Bahwa terhadap permohonan provisi Pemohon di atas, Mahkamah telah memeriksa permohonan a quo dalam Sidang Panel Pemeriksaan Pendahuluan pada tanggal 7 Februari 2023 dan Sidang Panel Perbaikan Permohonan pada tanggal 20 Februari 2023. Berkenaan dengan hal tersebut, Rapat Permusyawaratan Hakim pada tanggal 21 Februari 2023 telah memutuskan bahwa permohonan a quo tidak dilanjutkan ke sidang pleno untuk mendengarkan pihak-pihak sebagaimana dimaksud dalam Pasal 54 UU MK. Selain alasan sebagaimana dimaksud dalam Paragraf [3.10] di bawah, putusan untuk tidak membawa ke pleno juga berkaitan dengan batas waktu pendaftaran calon anggota DPD. Oleh karena itu, terlepas ada atau tidaknya permohonan provisi dari Pemohon Mahkamah telah dengan sendirinya menjatuhkan terhadap permohonan a quo dalam waktu yang cepat tanpa harus mendengarkan pihak-pihak sebagaimana dimaksud dalam Pasal 54 UU MK. Terlebih, menurut Mahkamah permohonan a quo mempunyai urgensi untuk segera diputus.
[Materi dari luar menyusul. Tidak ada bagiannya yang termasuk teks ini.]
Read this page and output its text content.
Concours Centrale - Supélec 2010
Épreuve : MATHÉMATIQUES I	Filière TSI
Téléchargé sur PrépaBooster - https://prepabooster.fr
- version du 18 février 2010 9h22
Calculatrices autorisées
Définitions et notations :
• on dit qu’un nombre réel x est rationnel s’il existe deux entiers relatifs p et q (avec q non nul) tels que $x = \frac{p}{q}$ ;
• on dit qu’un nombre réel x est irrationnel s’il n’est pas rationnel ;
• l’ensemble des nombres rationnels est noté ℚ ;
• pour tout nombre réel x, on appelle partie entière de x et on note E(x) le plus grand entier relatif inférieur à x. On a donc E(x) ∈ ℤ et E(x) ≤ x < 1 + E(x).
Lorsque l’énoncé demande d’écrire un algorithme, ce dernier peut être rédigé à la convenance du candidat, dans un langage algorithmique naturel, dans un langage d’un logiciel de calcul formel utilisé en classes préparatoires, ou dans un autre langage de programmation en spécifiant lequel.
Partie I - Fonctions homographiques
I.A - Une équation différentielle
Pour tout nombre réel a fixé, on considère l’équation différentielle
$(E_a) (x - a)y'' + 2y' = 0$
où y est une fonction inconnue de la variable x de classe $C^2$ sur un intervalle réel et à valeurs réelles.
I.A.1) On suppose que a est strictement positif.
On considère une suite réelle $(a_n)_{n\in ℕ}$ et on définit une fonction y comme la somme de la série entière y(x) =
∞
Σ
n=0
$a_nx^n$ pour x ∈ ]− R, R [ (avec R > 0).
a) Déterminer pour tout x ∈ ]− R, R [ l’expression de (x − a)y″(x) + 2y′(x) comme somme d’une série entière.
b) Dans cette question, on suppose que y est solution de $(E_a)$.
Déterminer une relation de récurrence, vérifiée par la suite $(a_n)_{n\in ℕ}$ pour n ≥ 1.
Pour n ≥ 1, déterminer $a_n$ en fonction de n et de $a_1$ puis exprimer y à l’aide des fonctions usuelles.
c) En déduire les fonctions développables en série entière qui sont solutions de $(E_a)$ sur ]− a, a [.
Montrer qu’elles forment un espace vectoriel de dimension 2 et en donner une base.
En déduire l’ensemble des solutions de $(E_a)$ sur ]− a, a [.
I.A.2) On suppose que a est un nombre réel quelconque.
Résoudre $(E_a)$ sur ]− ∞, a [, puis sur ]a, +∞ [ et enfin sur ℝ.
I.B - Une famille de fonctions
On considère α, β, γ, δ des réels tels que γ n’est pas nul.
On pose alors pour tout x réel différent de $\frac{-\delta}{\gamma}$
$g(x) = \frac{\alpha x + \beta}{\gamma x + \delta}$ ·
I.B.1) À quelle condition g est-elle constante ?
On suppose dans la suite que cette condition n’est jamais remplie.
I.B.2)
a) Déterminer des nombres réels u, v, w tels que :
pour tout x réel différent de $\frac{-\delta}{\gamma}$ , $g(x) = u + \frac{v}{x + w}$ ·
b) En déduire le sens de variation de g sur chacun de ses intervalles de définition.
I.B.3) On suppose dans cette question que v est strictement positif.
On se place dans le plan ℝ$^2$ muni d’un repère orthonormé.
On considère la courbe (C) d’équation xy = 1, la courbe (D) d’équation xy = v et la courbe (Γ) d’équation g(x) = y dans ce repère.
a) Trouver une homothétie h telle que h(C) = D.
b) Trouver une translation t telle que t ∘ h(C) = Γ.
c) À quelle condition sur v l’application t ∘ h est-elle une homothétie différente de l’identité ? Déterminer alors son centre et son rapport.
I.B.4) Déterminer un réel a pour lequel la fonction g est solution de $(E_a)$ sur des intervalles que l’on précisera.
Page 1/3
Dengan demikian, permohonan provisi Pemohon tidak relevan untuk dipertimbangkan lebih lanjut, oleh karenanya tidak beralasan menurut hukum.
Pokok Permohonan
[3.11] Menimbang bahwa setelah Mahkamah membaca dan mempelajari secara saksama, telah ternyata permohonan Pemohon substansinya berkenaan dengan persyaratan bagi mantan terpidana yang akan menjadi peserta Pemilu. Berkenaan dengan hal tersebut, Mahkamah melalui Putusan Mahkamah Konstitusi Nomor 56/PUU-XVII/2019 yang diucapkan dalam sidang pleno terbuka untuk umum pada tanggal 11 Desember 2019 menyatakan bagi mantan terpidana yang akan mencalonkan diri sebagai calon kepala daerah telah melewati jangka waktu 5 (lima) tahun setelah mantan terpidana selesai menjalani pidana penjara berdasarkan putusan pengadilan yang telah mempunyai kekuatan hukum tetap. Sehingga, terhadap norma yang mengatur hal tersebut, yakni Pasal 7 ayat (2) huruf g Undang-Undang Nomor 10 Tahun 2016 tentang Perubahan Kedua Atas Undang-Undang Nomor 1 Tahun 2015 tentang Penetapan Peraturan Pemerintah Pengganti Undang-Undang Nomor 1 Tahun 2014 tentang Pemilihan Gubernur, Bupati, Dan Walikota Menjadi Undang-Undang (UU 10/2016) selengkapnya berbunyi:
“Calon Gubernur dan Calon Wakil Gubernur, Calon Bupati dan Calon Wakil Bupati, serta Calon Walikota dan Calon Wakil Walikota sebagaimana dimaksud pada ayat (1) harus memenuhi persyaratan sebagai berikut:
…
g. (i) tidak pernah sebagai terpidana berdasarkan putusan pengadilan yang telah memperoleh kekuatan hukum tetap karena melakukan tindak pidana yang diancam dengan pidana penjara 5 (lima) tahun atau lebih, kecuali terhadap terpidana yang melakukan tindak pidana kealpaan dan tindak pidana politik dalam pengertian suatu perbuatan yang dinyatakan sebagai tindak pidana dalam hukum positif hanya karena pelakunya mempunyai pandangan politik yang berbeda dengan rezim yang sedang berkuasa; (ii) bagi mantan terpidana, telah melewati jangka waktu 5 (lima) tahun setelah mantan terpidana selesai menjalani pidana penjara berdasarkan putusan pengadilan yang telah mempunyai kekuatan hukum tetap dan secara jujur atau terbuka mengumumkan mengenai latar belakang jati dirinya sebagai mantan terpidana; dan (iii) bukan sebagai pelaku kejahatan yang berulang-ulang;”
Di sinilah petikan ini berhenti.